= De Havilland Moth =

Light utility aircraft

The de Havilland Moths were a series of light aircraft, sports planes, and military trainers designed by Geoffrey de Havilland. In the late 1920s and 1930s, they were the most common civilian aircraft flying in Britain, and during that time every light aircraft flying in the UK was commonly referred to as a Moth, regardless if it was de Havilland-built or not.
==Development and models==
The first Moth was the DH.60 - a straight-winged biplane two-seater. To enable storing the plane in small spaces, the DH.60's wings could fold backwards against the fuselage. "Like a moth" remarked Geoffrey de Havilland, an avid lepidopterist, so the plane was nicknamed Moth from the drawing board on.

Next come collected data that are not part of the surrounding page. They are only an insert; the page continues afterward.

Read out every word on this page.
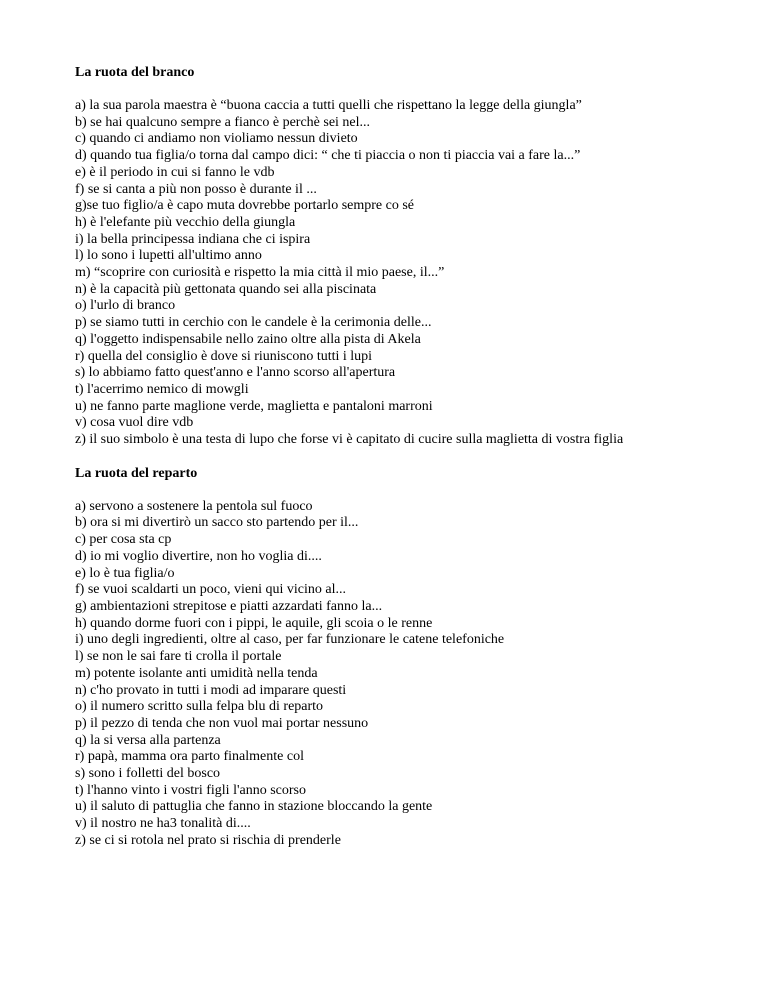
La ruota del branco
a) la sua parola maestra è “buona caccia a tutti quelli che rispettano la legge della giungla”
b) se hai qualcuno sempre a fianco è perchè sei nel...
c) quando ci andiamo non violiamo nessun divieto
d) quando tua figlia/o torna dal campo dici: “ che ti piaccia o non ti piaccia vai a fare la...”
e) è il periodo in cui si fanno le vdb
f) se si canta a più non posso è durante il ...
g)se tuo figlio/a è capo muta dovrebbe portarlo sempre co sé
h) è l'elefante più vecchio della giungla
i) la bella principessa indiana che ci ispira
l) lo sono i lupetti all'ultimo anno
m) “scoprire con curiosità e rispetto la mia città il mio paese, il...”
n) è la capacità più gettonata quando sei alla piscinata
o) l'urlo di branco
p) se siamo tutti in cerchio con le candele è la cerimonia delle...
q) l'oggetto indispensabile nello zaino oltre alla pista di Akela
r) quella del consiglio è dove si riuniscono tutti i lupi
s) lo abbiamo fatto quest'anno e l'anno scorso all'apertura
t) l'acerrimo nemico di mowgli
u) ne fanno parte maglione verde, maglietta e pantaloni marroni
v) cosa vuol dire vdb
z) il suo simbolo è una testa di lupo che forse vi è capitato di cucire sulla maglietta di vostra figlia
La ruota del reparto
a) servono a sostenere la pentola sul fuoco
b) ora si mi divertirò un sacco sto partendo per il...
c) per cosa sta cp
d) io mi voglio divertire, non ho voglia di....
e) lo è tua figlia/o
f) se vuoi scaldarti un poco, vieni qui vicino al...
g) ambientazioni strepitose e piatti azzardati fanno la...
h) quando dorme fuori con i pippi, le aquile, gli scoia o le renne
i) uno degli ingredienti, oltre al caso, per far funzionare le catene telefoniche
l) se non le sai fare ti crolla il portale
m) potente isolante anti umidità nella tenda
n) c'ho provato in tutti i modi ad imparare questi
o) il numero scritto sulla felpa blu di reparto
p) il pezzo di tenda che non vuol mai portar nessuno
q) la si versa alla partenza
r) papà, mamma ora parto finalmente col
s) sono i folletti del bosco
t) l'hanno vinto i vostri figli l'anno scorso
u) il saluto di pattuglia che fanno in stazione bloccando la gente
v) il nostro ne ha3 tonalità di....
z) se ci si rotola nel prato si rischia di prenderle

The Moth was one of the first practical light aircraft designs to be intended for civilian training and recreational use, rather than for military buyers. The Moth was also one of the first light aircraft to be mass produced, and was available to a much wider section of the general public than previous aircraft designs.

First variations of the name began with changes in the engine used for the DH.60: Variants with a Cirrus Hermes, Armstrong Siddeley Genet, or de Havilland Gipsy engine became "Hermes Moth", "Genet Moth", or "Gipsy Moth", respectively. The original ADC Cirrus-powered DH.60 retroactively became the "Cirrus Moth". As the DH.60 became more and more popular, de Havilland decided to cash in on the fame of the original by giving each of his new designs a name ending with Moth.

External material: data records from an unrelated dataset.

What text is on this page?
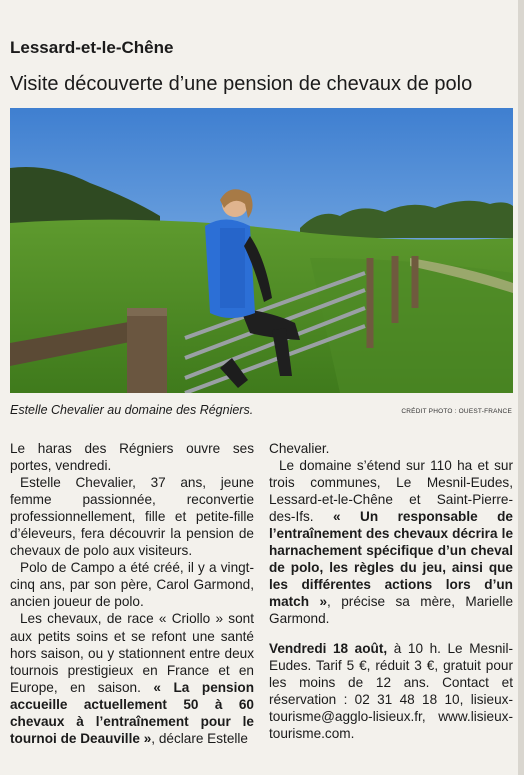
Lessard-et-le-Chêne
Visite découverte d’une pension de chevaux de polo
Estelle Chevalier au domaine des Régniers.	CRÉDIT PHOTO : OUEST-FRANCE

Le haras des Régniers ouvre ses portes, vendredi.

Estelle Chevalier, 37 ans, jeune femme passionnée, reconvertie professionnellement, fille et petite-fille d’éleveurs, fera découvrir la pension de chevaux de polo aux visiteurs.

Polo de Campo a été créé, il y a vingt-cinq ans, par son père, Carol Garmond, ancien joueur de polo.

Les chevaux, de race « Criollo » sont aux petits soins et se refont une santé hors saison, ou y stationnent entre deux tournois prestigieux en France et en Europe, en saison. « La pension accueille actuellement 50 à 60 chevaux à l’entraînement pour le tournoi de Deauville », déclare Estelle

Chevalier.

Le domaine s’étend sur 110 ha et sur trois communes, Le Mesnil-Eudes, Lessard-et-le-Chêne et Saint-Pierre-des-Ifs. « Un responsable de l’entraînement des chevaux décrira le harnachement spécifique d’un cheval de polo, les règles du jeu, ainsi que les différentes actions lors d’un match », précise sa mère, Marielle Garmond.

Vendredi 18 août, à 10 h. Le Mesnil-Eudes. Tarif 5 €, réduit 3 €, gratuit pour les moins de 12 ans. Contact et réservation : 02 31 48 18 10, lisieux-tourisme@agglo-lisieux.fr, www.lisieux-tourisme.com.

First of them was the DH.61, a giant, single-engined, five-passenger biplane aptly called "Giant Moth". Other Moths include the Leopard Moth and Hornet Moth cabin biplanes, the Puss Moth cabin monoplane and the Moth Minor low-wing two-seater. The most famous of the Moths, however, for sheer numbers built (nearly 9,000), is the DH.82 Tiger Moth - a biplane trainer used during the Second World War in Britain and the Commonwealth of Nations, and the aircraft in which all Second World War RAF pilots learned to fly.

==Variations==

de Havilland "Moth" aircraft
| Name | Number | Notes | Produced | Named after |
|---|---|---|---|---|
| Moth, Gipsy Moth and Moth Major | DH.60 | biplane | some | Lymantria dispar |
| Giant Moth | DH.61 | biplane, 8 passengers | 10 |  |
| Tiger Moth Racer | DH.71 | monoplane | 2 | some of the Arctiinae |
| Hawk Moth | DH.75 | monoplane, 4 seats | 8 | some of the Sphingidae |
| Puss Moth | DH.80A | monoplane | 284 | Megalopyge opercularis or Cerura vinula |
| Swallow Moth | DH.81 | monoplane | 1 |  |
| Tiger Moth | DH.82 | biplane | 8,868 | some of the Arctiinae |
| Fox Moth | DH.83 | biplane | 154 | Macrothylacia rubi |
| Leopard Moth | DH.85 | monoplane | 133 | Zeuzera pyrina or Hypercompe scribonia |
| Hornet Moth | DH.87 | biplane | 164 | Sesia apiformis |
| Moth Minor | DH.94 | monoplane | about 140 |  |

The prototype of the DH.84 Dragon light passenger plane was originally called "Dragon Moth", but later the "moth" in its name was dropped as the plane was a civilian airliner and the name moth was to be used for sports planes only.

==1979 Rally==

In June 1979 a rally of 63 De Havilland planes (mainly Tiger Moths) undertook a staged race from the De Havilland aerodrome at Hatfield to Strathallan airfield in Perthshire over three consecutive days. The rally marked the 50th anniversary of the Gypsy Engine Reliability Tour in 1929. Titled the "DH MOTH AIR RALLY" it was sponsored by the Famous Grouse. Planes reached Strathallan on Saturday 30 June 1979 and there was an aerobatic display open to the public on the following day.